郑楚雪竟然和苏言策签了长达十五年的“卖身契”,违约金高达两亿,虽然这个钱洛尧也不是出不起,但这份近乎压榨的合同,苏虞严重怀疑是她小叔摁着郑楚雪的手逼她签字画押的。

“那,以前你答应我的……”

“小虞,”苏言策轻笑了一下,“你为什么觉得我会为了一个女人,拿整个苏家作赌注?”

可是你就是那么干了啊!傻逼深情男三号。

但是苏虞没有把这话说出来。

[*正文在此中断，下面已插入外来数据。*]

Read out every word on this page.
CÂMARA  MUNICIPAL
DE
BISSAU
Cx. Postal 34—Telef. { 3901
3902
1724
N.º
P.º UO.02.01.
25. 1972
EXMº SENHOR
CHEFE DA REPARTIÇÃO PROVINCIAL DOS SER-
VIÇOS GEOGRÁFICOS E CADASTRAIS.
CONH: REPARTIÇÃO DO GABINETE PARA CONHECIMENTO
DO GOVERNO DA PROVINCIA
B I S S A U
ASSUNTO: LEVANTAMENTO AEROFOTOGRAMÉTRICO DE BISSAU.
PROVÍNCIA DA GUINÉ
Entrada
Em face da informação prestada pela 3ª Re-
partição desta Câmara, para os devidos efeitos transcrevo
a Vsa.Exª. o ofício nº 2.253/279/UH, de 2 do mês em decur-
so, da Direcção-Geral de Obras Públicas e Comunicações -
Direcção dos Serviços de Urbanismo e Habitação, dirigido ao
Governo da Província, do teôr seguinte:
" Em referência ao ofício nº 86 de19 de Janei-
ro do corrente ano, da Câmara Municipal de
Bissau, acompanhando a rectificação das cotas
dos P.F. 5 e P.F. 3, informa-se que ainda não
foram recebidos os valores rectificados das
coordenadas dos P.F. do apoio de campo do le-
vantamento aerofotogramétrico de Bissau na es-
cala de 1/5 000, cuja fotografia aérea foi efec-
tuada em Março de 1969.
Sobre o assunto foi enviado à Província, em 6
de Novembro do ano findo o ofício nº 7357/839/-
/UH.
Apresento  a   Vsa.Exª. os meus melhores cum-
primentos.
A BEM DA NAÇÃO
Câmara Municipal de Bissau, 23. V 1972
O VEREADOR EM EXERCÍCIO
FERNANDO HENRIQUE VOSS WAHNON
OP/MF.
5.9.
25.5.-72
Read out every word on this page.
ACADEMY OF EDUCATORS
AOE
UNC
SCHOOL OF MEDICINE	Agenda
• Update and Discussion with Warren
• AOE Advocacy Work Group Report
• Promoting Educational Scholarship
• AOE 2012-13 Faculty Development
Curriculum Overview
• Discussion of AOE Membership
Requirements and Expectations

毕竟,有谁会相信自己活在一本小说中。

偌大的办公室里沉默了一瞬。

紧接着响起苏言策低沉而温柔的声音。

“但是小虞,我觉得楚雪她,确实有点不一样。”

苏言策转身看向苏虞,神色认真。

落地窗上映出苏虞近乎苍白的面容。

这该死的剧情还是上演了。

*

回到家中,天已擦黑。

北方的空气显然要干燥许多,苏虞一边走一边用瓶装便携喷雾补水。

扑面而来冰冰凉凉的水雾,缓解了一下她烦躁的心情。

这时,家门口传来的拉扯声让她不由得放缓了脚步。

喷雾按钮由于按压时间过长,喷头淌下一滴水珠。

女人化着浓妆,身上的劣质香水味隔着几十米都能闻见,像是和苏阳激烈争吵什么,女人单方面的歇斯底里,男孩双手插袋神情冷漠。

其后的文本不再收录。